Simply Wall St ·  Apr 29 06:39

It is hard to get excited after looking at Ross Stores' (NASDAQ:ROST) recent performance, when its stock has declined 9.0% over the past month. However, a closer look at its sound financials might cause you to think again. Given that fundamentals usually drive long-term market outcomes, the company is worth looking at. In this article, we decided to focus on Ross Stores' ROE.

ROE or return on equity is a useful tool to assess how effectively a company can generate returns on the investment it received from its shareholders. Simply put, it is used to assess the profitability of a company in relation to its equity capital.

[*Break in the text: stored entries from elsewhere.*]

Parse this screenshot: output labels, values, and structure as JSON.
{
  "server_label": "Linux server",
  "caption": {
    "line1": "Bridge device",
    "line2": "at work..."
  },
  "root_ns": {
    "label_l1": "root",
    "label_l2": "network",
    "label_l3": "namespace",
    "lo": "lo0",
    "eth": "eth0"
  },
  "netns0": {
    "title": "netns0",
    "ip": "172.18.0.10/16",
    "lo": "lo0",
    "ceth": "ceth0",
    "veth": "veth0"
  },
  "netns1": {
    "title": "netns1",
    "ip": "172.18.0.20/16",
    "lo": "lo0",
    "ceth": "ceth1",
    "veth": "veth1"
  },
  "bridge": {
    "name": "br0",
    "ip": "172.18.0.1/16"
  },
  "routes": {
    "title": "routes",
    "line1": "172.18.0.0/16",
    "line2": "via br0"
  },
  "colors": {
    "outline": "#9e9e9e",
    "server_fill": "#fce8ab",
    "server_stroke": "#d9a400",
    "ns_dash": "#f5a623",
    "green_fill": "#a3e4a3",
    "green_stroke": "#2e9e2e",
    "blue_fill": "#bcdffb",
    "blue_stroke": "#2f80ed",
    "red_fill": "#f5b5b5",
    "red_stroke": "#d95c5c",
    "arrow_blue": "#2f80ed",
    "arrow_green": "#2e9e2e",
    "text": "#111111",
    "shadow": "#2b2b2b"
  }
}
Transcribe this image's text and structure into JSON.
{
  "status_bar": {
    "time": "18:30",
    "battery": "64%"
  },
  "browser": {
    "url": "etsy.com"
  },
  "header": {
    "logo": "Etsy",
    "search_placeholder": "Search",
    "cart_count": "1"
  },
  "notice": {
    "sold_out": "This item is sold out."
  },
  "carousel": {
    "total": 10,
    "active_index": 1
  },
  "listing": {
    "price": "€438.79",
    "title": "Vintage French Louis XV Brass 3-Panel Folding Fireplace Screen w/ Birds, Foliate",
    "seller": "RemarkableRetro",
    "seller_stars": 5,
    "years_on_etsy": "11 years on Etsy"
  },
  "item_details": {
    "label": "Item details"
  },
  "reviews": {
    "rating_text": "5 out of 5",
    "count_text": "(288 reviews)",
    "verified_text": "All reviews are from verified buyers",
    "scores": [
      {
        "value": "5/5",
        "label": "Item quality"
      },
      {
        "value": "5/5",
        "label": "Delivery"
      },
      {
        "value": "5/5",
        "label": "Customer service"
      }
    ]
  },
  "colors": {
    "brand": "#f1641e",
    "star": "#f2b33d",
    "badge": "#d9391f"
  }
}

How Do You Calculate Return On Equity?

The formula for return on equity is:

Return on Equity = Net Profit (from continuing operations) ÷ Shareholders' Equity

So, based on the above formula, the ROE for Ross Stores is:

38% = US$1.9b ÷ US$4.9b (Based on the trailing twelve months to February 2024).

The 'return' is the profit over the last twelve months. One way to conceptualize this is that for each $1 of shareholders' capital it has, the company made $0.38 in profit.

What Is The Relationship Between ROE And Earnings Growth?

So far, we've learned that ROE is a measure of a company's profitability. Depending on how much of these profits the company reinvests or "retains", and how effectively it does so, we are then able to assess a company's earnings growth potential. Generally speaking, other things being equal, firms with a high return on equity and profit retention, have a higher growth rate than firms that don't share these attributes.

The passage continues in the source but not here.